My son is too young for seven-a-side games against other clubs so I’m relying on the testimonies of friends with older boys. They’ve been at matches where fathers – and mothers – have bawled across the width of the pitch at each 
other. During one game the boys suddenly stopped playing and told their parents to stop arguing because they were embarrassing them.

Perhaps this kind of overbearing behaviour is mostly found at the stage before academy because at that level there are clubs which demand that parents sign a commitment to stay silent while watching their children. Certainly May’s gripe is not about the pressure parents put on kids so much as the coaches. “They will ask questions and put demands on coaches,” he said. “I’d love to know if they do the same thing with the English or maths teacher.” Well, 
yes we do. Football is the greatest game in the world but our boys might not make the grade or even want it for a career. Best they stick in at school, keep their options open.

No prizes for guessing one of the parents’ most-asked questions. “If their son is not playing because there is somebody better than them, that is harsh but it is life,” said May. He’s right. It’s life, it’s football – a much tougher sport than some parents may have realised, back when they registered for the tots’ intake. My son’s club is quite middle-class and when his age-group left their 3G behind to play in their first football festival – on grass – they were roughed up a fair bit.
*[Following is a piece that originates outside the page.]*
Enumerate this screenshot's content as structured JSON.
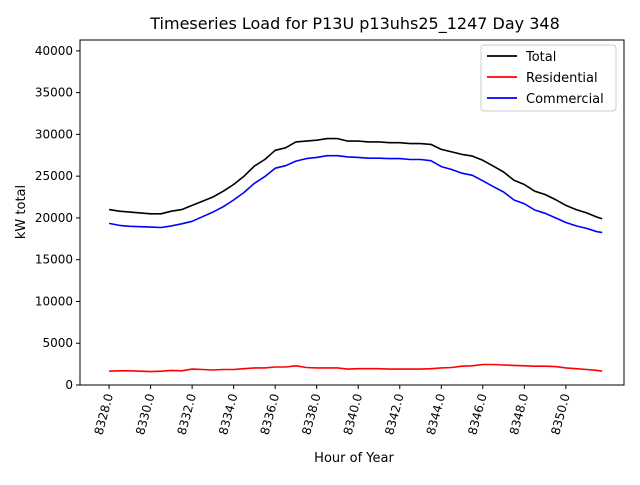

Welcome to West Lothian – and welcome to the real world.

May’s point about there being “too many kids” is a valid one. Too many are brought into the system, they get too excited about the football dream – and too disappointed when it fizzles out. Eddie came to our club and launched a partnership with Hibs which I can confirm made one boy ecstatic and got his father – trying hard to keep a lid on things – definitely intrigued. Now, after just a few months, the sessions are being wound down.
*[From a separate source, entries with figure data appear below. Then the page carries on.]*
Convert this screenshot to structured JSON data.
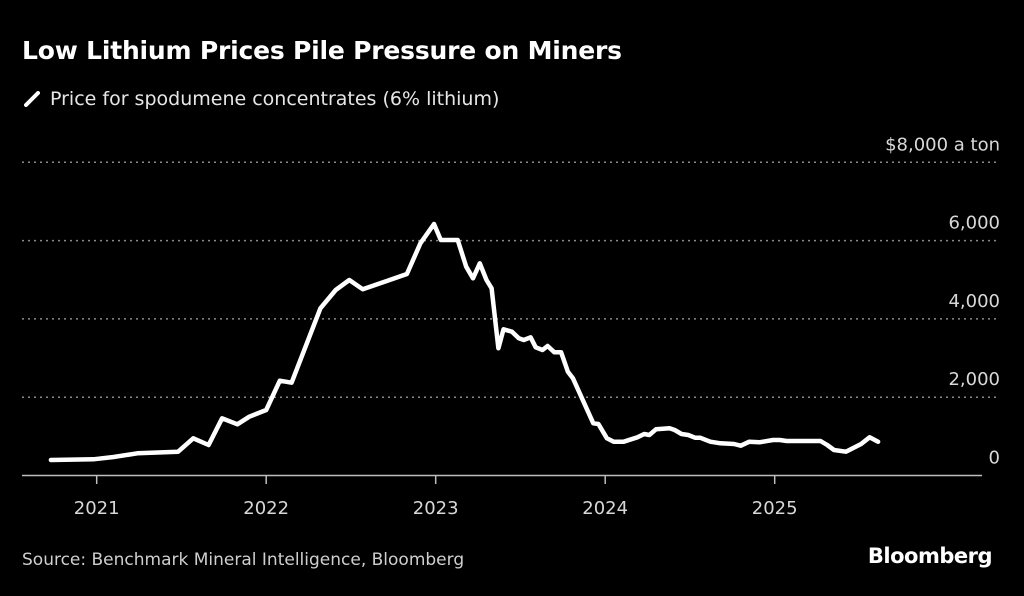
{
  "title": "Low Lithium Prices Pile Pressure on Miners",
  "source": "Source: Benchmark Mineral Intelligence, Bloomberg",
  "logo": "Bloomberg",
  "chart_data": {
    "type": "line",
    "title": "Low Lithium Prices Pile Pressure on Miners",
    "ylabel": "",
    "y_unit_label": "$8,000 a ton",
    "ylim": [
      0,
      8000
    ],
    "xlim": [
      2020.6,
      2026.2
    ],
    "yticks": [
      0,
      2000,
      4000,
      6000,
      8000
    ],
    "ytick_labels": [
      "0",
      "2,000",
      "4,000",
      "6,000",
      "$8,000 a ton"
    ],
    "xticks": [
      2021,
      2022,
      2023,
      2024,
      2025
    ],
    "xtick_labels": [
      "2021",
      "2022",
      "2023",
      "2024",
      "2025"
    ],
    "grid": "horizontal dotted",
    "legend_placement": "top-left",
    "colors": {
      "background": "#000000",
      "line": "#ffffff",
      "grid": "#8a8a8a"
    },
    "series": [
      {
        "name": "Price for spodumene concentrates (6% lithium)",
        "x": [
          2020.73,
          2020.98,
          2021.1,
          2021.24,
          2021.48,
          2021.57,
          2021.66,
          2021.74,
          2021.83,
          2021.9,
          2022.0,
          2022.08,
          2022.15,
          2022.32,
          2022.41,
          2022.49,
          2022.57,
          2022.83,
          2022.91,
          2022.99,
          2023.03,
          2023.13,
          2023.18,
          2023.22,
          2023.26,
          2023.3,
          2023.33,
          2023.37,
          2023.4,
          2023.45,
          2023.49,
          2023.52,
          2023.56,
          2023.59,
          2023.63,
          2023.66,
          2023.7,
          2023.74,
          2023.78,
          2023.81,
          2023.93,
          2023.96,
          2024.01,
          2024.05,
          2024.11,
          2024.19,
          2024.23,
          2024.26,
          2024.3,
          2024.38,
          2024.41,
          2024.45,
          2024.49,
          2024.53,
          2024.56,
          2024.62,
          2024.68,
          2024.76,
          2024.8,
          2024.85,
          2024.91,
          2024.99,
          2025.03,
          2025.07,
          2025.27,
          2025.31,
          2025.35,
          2025.42,
          2025.51,
          2025.56,
          2025.61
        ],
        "y": [
          396,
          414,
          472,
          567,
          608,
          950,
          779,
          1461,
          1308,
          1502,
          1673,
          2421,
          2370,
          4270,
          4738,
          4994,
          4756,
          5147,
          5931,
          6424,
          6015,
          6015,
          5333,
          5036,
          5420,
          4994,
          4781,
          3249,
          3734,
          3673,
          3504,
          3461,
          3530,
          3274,
          3206,
          3308,
          3147,
          3147,
          2651,
          2481,
          1333,
          1315,
          950,
          864,
          864,
          976,
          1060,
          1034,
          1180,
          1206,
          1162,
          1060,
          1034,
          966,
          966,
          864,
          822,
          805,
          761,
          864,
          848,
          907,
          907,
          881,
          881,
          779,
          651,
          608,
          805,
          976,
          864
        ]
      }
    ]
  }
}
Parents react like this because we love football and want our kids to get the best out of it, even if it’s just the best fun. This generation of mums and dads is more involved in their children’s lives than previous ones, and more protective as well. Too much mollycoddling? You bet there is, but if today’s young Scottish prospect is softer, not made of barbed wire like Billy Bremner was, less able to think for himself and less desperate to make it, then we’re not taking the rap for all of that. Football’s cocked up majorly and football’s got to sort it. We’ll carry on providing the taxi service and the sticking plasters.

That Inspectors’ Cup-tie? Oh, you know, St Joseph’s beat us 15-1, Peter Marinello’s nephew scoring eight.